What this calculator does
This tool calculates the electrical power dissipated as heat by a resistor. When current flows through a resistance, energy is converted to heat — a key consideration for sizing resistors, designing circuits, and avoiding overheating. You can compute power two ways: from current and resistance, or from voltage and resistance.
How to use it
Pick a calculation mode. For Current & Resistance, enter the current in amperes (A) and the resistance in ohms (Ω). For Voltage & Resistance, enter the voltage across the resistor in volts (V) and the resistance in ohms. The calculator returns the dissipated power in watts (W), plus the complementary voltage or current value derived from Ohm's law.
The formula explained
Power dissipation follows from Joule's law combined with Ohm's law (\(V = I \cdot R\)). The base relation is \(P = V \cdot I\). Substituting \(V = I \cdot R\) gives
$$P = I^{2} \cdot R$$and substituting \(I = V/R\) gives
$$P = \frac{V^{2}}{R}$$All three forms describe the same physical quantity — the rate at which electrical energy becomes heat in the component.
Worked example
Suppose a current of 2 A flows through a 10 Ω resistor. Then
$$P = I^{2} \cdot R = 2^{2} \times 10 = 4 \times 10 = 40\ \text{W}$$The voltage across it is \(V = I \cdot R = 2 \times 10 = 20\ \text{V}\). Alternatively, with 12 V across a 10 Ω resistor,
$$P = \frac{V^{2}}{R} = \frac{12^{2}}{10} = \frac{144}{10} = 14.4\ \text{W}$$with a current of 1.2 A.
FAQ
Why does power increase with the square of current? Because both the voltage drop (\(V = I \cdot R\)) and the current rise with I, their product scales with \(I^{2}\).

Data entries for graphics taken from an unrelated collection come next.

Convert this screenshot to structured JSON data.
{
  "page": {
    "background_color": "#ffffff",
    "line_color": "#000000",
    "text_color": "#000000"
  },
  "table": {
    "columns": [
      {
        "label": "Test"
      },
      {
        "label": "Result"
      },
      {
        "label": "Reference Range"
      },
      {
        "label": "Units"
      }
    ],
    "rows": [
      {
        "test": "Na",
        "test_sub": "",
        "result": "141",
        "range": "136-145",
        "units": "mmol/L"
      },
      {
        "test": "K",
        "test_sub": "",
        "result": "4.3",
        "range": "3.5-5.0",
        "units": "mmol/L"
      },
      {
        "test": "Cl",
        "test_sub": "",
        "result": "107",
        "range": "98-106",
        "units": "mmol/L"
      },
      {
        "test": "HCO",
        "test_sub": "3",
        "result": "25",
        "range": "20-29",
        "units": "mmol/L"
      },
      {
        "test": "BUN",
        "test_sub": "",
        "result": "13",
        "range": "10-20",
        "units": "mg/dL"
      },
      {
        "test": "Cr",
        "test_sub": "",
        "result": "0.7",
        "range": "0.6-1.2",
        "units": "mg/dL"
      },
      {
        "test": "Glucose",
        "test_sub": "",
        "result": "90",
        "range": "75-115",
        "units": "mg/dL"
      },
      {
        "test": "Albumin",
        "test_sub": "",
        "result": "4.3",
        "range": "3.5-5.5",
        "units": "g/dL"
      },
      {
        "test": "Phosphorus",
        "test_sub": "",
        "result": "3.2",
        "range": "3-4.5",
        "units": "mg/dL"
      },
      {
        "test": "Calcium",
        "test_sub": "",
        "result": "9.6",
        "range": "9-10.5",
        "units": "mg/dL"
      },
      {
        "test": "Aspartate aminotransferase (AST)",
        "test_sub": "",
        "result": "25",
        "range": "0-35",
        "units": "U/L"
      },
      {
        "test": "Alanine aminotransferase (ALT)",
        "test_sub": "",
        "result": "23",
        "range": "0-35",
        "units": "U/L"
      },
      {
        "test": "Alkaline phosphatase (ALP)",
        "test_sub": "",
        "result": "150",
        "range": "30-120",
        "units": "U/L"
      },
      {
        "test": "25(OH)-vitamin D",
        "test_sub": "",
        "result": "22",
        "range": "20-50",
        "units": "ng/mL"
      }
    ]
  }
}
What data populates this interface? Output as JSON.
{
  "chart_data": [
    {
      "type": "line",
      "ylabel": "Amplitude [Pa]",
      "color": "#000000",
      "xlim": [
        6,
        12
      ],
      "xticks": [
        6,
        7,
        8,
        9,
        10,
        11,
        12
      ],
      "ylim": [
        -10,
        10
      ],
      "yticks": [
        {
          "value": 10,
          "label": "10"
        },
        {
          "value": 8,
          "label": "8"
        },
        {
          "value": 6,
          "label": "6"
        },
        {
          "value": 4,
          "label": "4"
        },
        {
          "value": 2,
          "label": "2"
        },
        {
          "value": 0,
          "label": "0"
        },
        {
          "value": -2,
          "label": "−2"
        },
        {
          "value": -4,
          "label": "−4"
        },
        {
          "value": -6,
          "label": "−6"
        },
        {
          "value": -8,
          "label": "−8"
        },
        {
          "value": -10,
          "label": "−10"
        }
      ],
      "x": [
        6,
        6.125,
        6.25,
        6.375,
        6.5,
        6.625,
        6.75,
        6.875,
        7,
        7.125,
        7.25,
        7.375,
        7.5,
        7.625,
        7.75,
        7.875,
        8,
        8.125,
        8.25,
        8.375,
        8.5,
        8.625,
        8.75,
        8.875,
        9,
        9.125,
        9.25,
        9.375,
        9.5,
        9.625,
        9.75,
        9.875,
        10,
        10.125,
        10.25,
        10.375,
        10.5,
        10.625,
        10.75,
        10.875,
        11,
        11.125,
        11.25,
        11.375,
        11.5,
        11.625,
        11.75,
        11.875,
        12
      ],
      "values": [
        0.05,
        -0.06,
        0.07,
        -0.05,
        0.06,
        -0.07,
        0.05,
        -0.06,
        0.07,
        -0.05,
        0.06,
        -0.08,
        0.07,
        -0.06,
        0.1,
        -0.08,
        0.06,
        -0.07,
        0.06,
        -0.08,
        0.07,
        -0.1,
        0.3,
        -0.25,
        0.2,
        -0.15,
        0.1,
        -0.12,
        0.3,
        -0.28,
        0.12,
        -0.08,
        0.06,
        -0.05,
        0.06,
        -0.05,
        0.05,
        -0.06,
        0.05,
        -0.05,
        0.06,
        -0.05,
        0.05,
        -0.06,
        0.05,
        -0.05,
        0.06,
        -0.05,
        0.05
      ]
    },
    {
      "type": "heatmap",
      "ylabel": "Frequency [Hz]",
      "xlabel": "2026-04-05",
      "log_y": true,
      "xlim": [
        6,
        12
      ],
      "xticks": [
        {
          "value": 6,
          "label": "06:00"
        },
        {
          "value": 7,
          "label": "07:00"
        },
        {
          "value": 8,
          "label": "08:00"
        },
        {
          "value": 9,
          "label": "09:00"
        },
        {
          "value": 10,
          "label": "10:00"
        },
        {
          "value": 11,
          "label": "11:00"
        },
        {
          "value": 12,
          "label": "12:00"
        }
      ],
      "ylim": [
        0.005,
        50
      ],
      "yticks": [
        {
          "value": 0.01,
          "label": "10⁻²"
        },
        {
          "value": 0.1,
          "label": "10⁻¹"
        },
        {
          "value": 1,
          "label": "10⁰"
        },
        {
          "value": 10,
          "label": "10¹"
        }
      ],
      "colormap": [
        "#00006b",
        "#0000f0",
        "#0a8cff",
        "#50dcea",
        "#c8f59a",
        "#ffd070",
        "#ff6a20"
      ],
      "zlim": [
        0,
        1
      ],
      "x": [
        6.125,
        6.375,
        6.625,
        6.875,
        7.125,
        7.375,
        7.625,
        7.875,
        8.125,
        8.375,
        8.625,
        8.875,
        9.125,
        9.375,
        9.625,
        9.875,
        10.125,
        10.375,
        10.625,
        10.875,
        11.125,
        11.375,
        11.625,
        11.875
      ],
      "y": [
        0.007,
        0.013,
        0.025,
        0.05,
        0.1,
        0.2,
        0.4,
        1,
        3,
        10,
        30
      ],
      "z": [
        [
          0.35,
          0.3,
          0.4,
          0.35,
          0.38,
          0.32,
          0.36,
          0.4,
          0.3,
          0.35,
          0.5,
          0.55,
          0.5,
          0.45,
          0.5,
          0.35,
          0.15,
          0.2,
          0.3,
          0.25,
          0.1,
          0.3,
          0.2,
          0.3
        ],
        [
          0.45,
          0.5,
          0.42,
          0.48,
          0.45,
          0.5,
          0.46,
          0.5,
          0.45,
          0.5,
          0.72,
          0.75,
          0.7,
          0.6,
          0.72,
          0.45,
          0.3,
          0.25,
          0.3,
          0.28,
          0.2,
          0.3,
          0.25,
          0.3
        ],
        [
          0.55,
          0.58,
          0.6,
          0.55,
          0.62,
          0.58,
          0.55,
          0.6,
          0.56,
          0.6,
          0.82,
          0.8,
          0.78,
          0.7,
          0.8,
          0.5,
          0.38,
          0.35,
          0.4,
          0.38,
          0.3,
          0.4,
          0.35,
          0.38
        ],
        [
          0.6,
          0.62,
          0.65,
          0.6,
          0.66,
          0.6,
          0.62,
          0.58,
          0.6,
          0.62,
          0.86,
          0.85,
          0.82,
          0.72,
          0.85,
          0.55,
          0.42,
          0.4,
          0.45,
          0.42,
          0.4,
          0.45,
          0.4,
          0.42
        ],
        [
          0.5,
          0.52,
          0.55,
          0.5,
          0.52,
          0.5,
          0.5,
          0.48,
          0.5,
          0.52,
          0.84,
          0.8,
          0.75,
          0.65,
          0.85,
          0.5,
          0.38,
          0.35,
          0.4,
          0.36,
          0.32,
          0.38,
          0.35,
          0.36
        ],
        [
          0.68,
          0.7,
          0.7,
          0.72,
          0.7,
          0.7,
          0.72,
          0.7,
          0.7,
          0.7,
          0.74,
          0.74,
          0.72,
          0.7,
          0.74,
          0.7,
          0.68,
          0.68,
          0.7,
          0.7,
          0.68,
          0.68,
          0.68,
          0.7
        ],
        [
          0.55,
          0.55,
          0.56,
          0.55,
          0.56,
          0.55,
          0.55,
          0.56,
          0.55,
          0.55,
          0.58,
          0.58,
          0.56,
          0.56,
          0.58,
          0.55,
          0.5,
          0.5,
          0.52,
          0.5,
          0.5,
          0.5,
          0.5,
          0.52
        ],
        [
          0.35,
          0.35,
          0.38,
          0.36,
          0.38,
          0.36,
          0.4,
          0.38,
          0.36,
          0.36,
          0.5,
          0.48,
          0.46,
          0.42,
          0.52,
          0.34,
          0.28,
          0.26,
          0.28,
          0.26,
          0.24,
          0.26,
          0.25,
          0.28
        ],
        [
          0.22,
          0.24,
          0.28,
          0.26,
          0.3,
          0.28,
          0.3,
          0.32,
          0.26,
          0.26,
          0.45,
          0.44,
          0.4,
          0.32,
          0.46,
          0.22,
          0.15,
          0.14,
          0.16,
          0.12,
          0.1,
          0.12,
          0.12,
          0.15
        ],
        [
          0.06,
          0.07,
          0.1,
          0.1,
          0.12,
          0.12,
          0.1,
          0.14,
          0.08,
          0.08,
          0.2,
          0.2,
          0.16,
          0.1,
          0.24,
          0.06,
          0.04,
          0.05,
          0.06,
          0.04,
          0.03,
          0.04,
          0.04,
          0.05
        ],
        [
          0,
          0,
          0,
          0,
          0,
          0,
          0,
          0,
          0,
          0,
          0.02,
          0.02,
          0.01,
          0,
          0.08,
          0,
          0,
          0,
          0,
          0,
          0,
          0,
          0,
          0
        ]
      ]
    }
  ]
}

What if resistance is zero? The voltage-based formula divides by R, so a zero resistance returns zero here to avoid an undefined result; in reality an ideal short carries no voltage drop.
Does this account for resistor power rating? No — it gives the actual dissipation. Compare it to your resistor's rated wattage (e.g. 1/4 W, 1 W) and choose a part rated above the calculated value.